Upon close examination, however, the elements of doubt more and more disappear. The Glacial period was one of great precipitation, and it is natural to suppose that the area of excessive snow-fall extended considerably beyond the limit of the ice-front. During that period therefore, the rivers of central France must have been annually flooded to an extent far beyond anything which is known at the present time. Since these rivers flowed to the northward, at a period when, during the long and severe winters, the annual accumulation of ice near their mouths was excessive, ice-gorges of immense extent, such as now form about the mouths of the Siberian rivers, would regularly occur.
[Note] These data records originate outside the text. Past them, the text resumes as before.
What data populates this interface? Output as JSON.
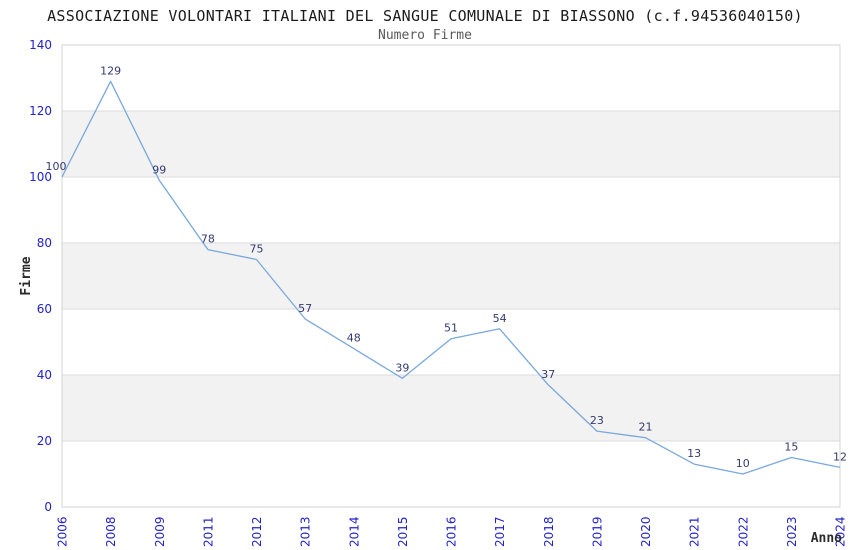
{
  "chart_data": {
    "type": "line",
    "title": "ASSOCIAZIONE VOLONTARI ITALIANI DEL SANGUE COMUNALE DI BIASSONO (c.f.94536040150)",
    "subtitle": "Numero Firme",
    "xlabel": "Anno",
    "ylabel": "Firme",
    "categories": [
      "2006",
      "2008",
      "2009",
      "2011",
      "2012",
      "2013",
      "2014",
      "2015",
      "2016",
      "2017",
      "2018",
      "2019",
      "2020",
      "2021",
      "2022",
      "2023",
      "2024"
    ],
    "values": [
      100,
      129,
      99,
      78,
      75,
      57,
      48,
      39,
      51,
      54,
      37,
      23,
      21,
      13,
      10,
      15,
      12
    ],
    "ylim": [
      0,
      140
    ],
    "yticks": [
      0,
      20,
      40,
      60,
      80,
      100,
      120,
      140
    ],
    "grid": "horizontal",
    "shaded_bands": [
      [
        20,
        40
      ],
      [
        60,
        80
      ],
      [
        100,
        120
      ]
    ],
    "legend": "none",
    "colors": {
      "line": "#79a8dc",
      "tick_label": "#2222cc",
      "data_label": "#343a70",
      "band_fill": "#f2f2f2",
      "gridline": "#dcdcdc",
      "plot_border": "#d3d3d3",
      "title": "#1c1c1c",
      "subtitle": "#5a5a5a",
      "axis_name": "#2b2b2b",
      "background": "#ffffff"
    }
  }
}
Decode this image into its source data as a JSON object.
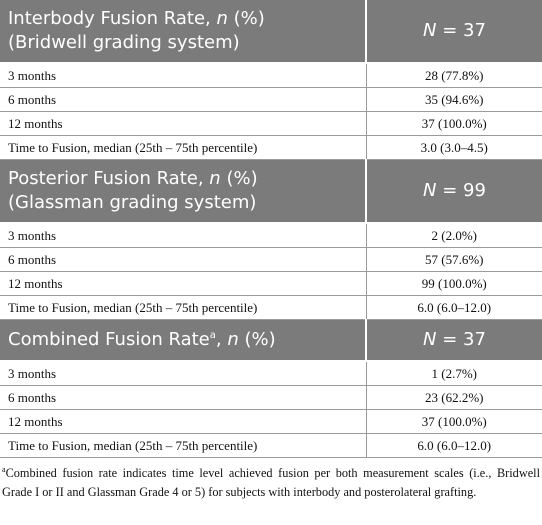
{
  "sections": [
    {
      "header": {
        "title": [
          "Interbody Fusion Rate, ",
          "n",
          " (%)"
        ],
        "subtitle": "(Bridwell grading system)",
        "n": [
          "N",
          " = 37"
        ]
      },
      "rows": [
        [
          "3 months",
          "28 (77.8%)"
        ],
        [
          "6 months",
          "35 (94.6%)"
        ],
        [
          "12 months",
          "37 (100.0%)"
        ],
        [
          "Time to Fusion, median (25th – 75th percentile)",
          "3.0 (3.0–4.5)"
        ]
      ]
    },
    {
      "header": {
        "title": [
          "Posterior Fusion Rate, ",
          "n",
          " (%)"
        ],
        "subtitle": "(Glassman grading system)",
        "n": [
          "N",
          " = 99"
        ]
      },
      "rows": [
        [
          "3 months",
          "2 (2.0%)"
        ],
        [
          "6 months",
          "57 (57.6%)"
        ],
        [
          "12 months",
          "99 (100.0%)"
        ],
        [
          "Time to Fusion, median (25th – 75th percentile)",
          "6.0 (6.0–12.0)"
        ]
      ]
    },
    {
      "header": {
        "title": [
          "Combined Fusion Rate",
          "a",
          ", ",
          "n",
          " (%)"
        ],
        "n": [
          "N",
          " = 37"
        ]
      },
      "rows": [
        [
          "3 months",
          "1 (2.7%)"
        ],
        [
          "6 months",
          "23 (62.2%)"
        ],
        [
          "12 months",
          "37 (100.0%)"
        ],
        [
          "Time to Fusion, median (25th – 75th percentile)",
          "6.0 (6.0–12.0)"
        ]
      ]
    }
  ],
  "footnote": [
    "a",
    "Combined fusion rate indicates time level achieved fusion per both measurement scales (i.e., Bridwell Grade I or II and Glassman Grade 4 or 5) for subjects with interbody and posterolateral grafting."
  ]
}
We are not surprised, therefore, to find, even in these streams, abundant indications of the indirect influence of the great northern ice-sheet.
The indications referred to consist of high-level gravel terraces occasionally containing boulders, of from four to five tons weight, which have been transported for a considerable distance. The elevation of the terraces above the present flood-plains of the Seine and Somme reaches from 100 to 150 feet. We are not to suppose, however, that even in glacial times the floods of the river Seine could have filled its present valley to that height. The highest flood in this river known in historic times rose only to a height of twenty-nine feet. Mr. Prestwich estimates that, without taking into consideration the more rapid discharge, a flood of sixty times this magnitude would be required to fill the present valley to the level of the ancient gravels, while at Amiens the shape of the valley of the Somme is such that five hundred times the mean average of the stream would be required to reach the high-level gravels. The conclusion, therefore, is that the troughs of these streams have been largely formed by erosion since the deposition of the high-level gravels.